The situation has sharpened further since 2012, as Al-Qaeda's affiliate, the "salafist" Nusra Front, emerged as a dominant element in the rebel force. Another key player -- "Al-Qaeda in Iraq" -- was Al-Qaeda's hyper-violent affiliate that arose in resistance to the U.S. invasion and occupation of Iraq and later rebranded itself the "Islamic State of Iraq and Syria" or simply the "Islamic State."
Al-Qaeda Ascendant
By the time of the DIA report -- in August 2012 -- the analysts already understood the risks that AQI represented both to Syria and Iraq. The report included a stark warning about the expansion of AQI, which has since splintered from Al-Qaeda central over the issue of whether territory should be held and an Islamic caliphate declared. Al-Qaeda central opposed that approach and considered AQI's (or the Islamic State's) tactics excessively brutal and divisive.

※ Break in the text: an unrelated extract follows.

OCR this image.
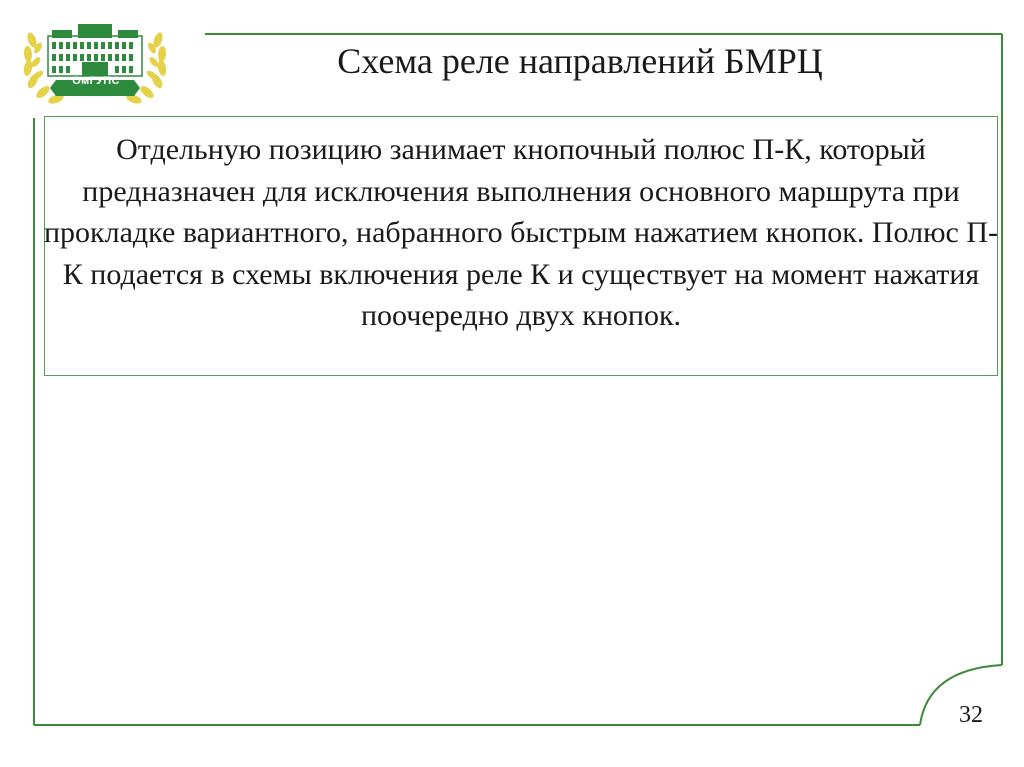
ОмГУПС	Схема реле направлений БМРЦ

Отдельную позицию занимает кнопочный полюс П-К, который предназначен для исключения выполнения основного маршрута при прокладке вариантного, набранного быстрым нажатием кнопок. Полюс П-К подается в схемы включения реле К и существует на момент нажатия поочередно двух кнопок.

32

But AQI (or the Islamic State then referred to as ISI) was finding its ranks swelled by the arrival of global jihadists rallying to the black banner of Sunni militancy, intolerant of both Westerners and "heretics" from Shiite and other non-Sunni branches of Islam. As this movement strengthened it risked spilling back into Iraq, where AQI had originated. In mid-summer 2012, the DIA wrote:
"This creates the ideal atmosphere for AQI to return to its old pockets in Mosul and Ramadi [in Iraq], and will provide a renewed momentum under the presumption of unifying the jihad among Sunni Iraq and Syria, and the rest of the Sunnis in the Arab world against what it considers one enemy, the dissenters [apparently a reference to Shiite and other non-Sunni forms of Islam]. ISI could also declare an Islamic State through its union with other terrorist organizations in Iraq and Syria, which will create grave danger in regards to unifying Iraq and the protection of its territory."
In that climate of a growing Sunni terrorist threat, the idea that the CIA could effectively arm and train a "moderate" rebel force to somehow compete with the Islamists was already delusional, yet that was the dominant argument among the Important People of Official Washington, simply organize a "moderate" army to oust Assad and everything would turn out just great.
At the time, the neocons and their junior partners, the "liberal interventionists," were in full rhetorical battle garb, their usual attire. They had prevailed upon President Barack Obama to support a similar "regime change" in Libya where dictator Muammar Gaddafi also had cited terrorist Islamist networks -- operating in eastern Libya -- and vowed to crush them.
Instead, brushing aside Gaddafi's terrorist warnings and vowing a "responsibility to protect" -- an "R2P" mission to save -- "innocent civilians," the United States put together an international force to bomb Gaddafi's troops as they tried to regain control of the Benghazi area of eastern Libya. The destruction of Gaddafi's military enabled his various enemies, including Al-Qaeda-connected extremists to seize much of the country, including the capital of Tripoli.
On Oct. 20, 2011, Gaddafi was hunted down in the city of Sirte, beaten, sodomized with a knife and then murdered. Upon the news of Gaddafi's death, Secretary of State Hillary Clinton exulted, "We came. We saw. He died."
However, events turned less happy in the wake of Gaddafi's murder. As he had warned, Islamic extremists were becoming a serious threat. As the jihadists expanded their reach inside the post-Gaddafi power vacuum power, Libya descended into a bloody civil war.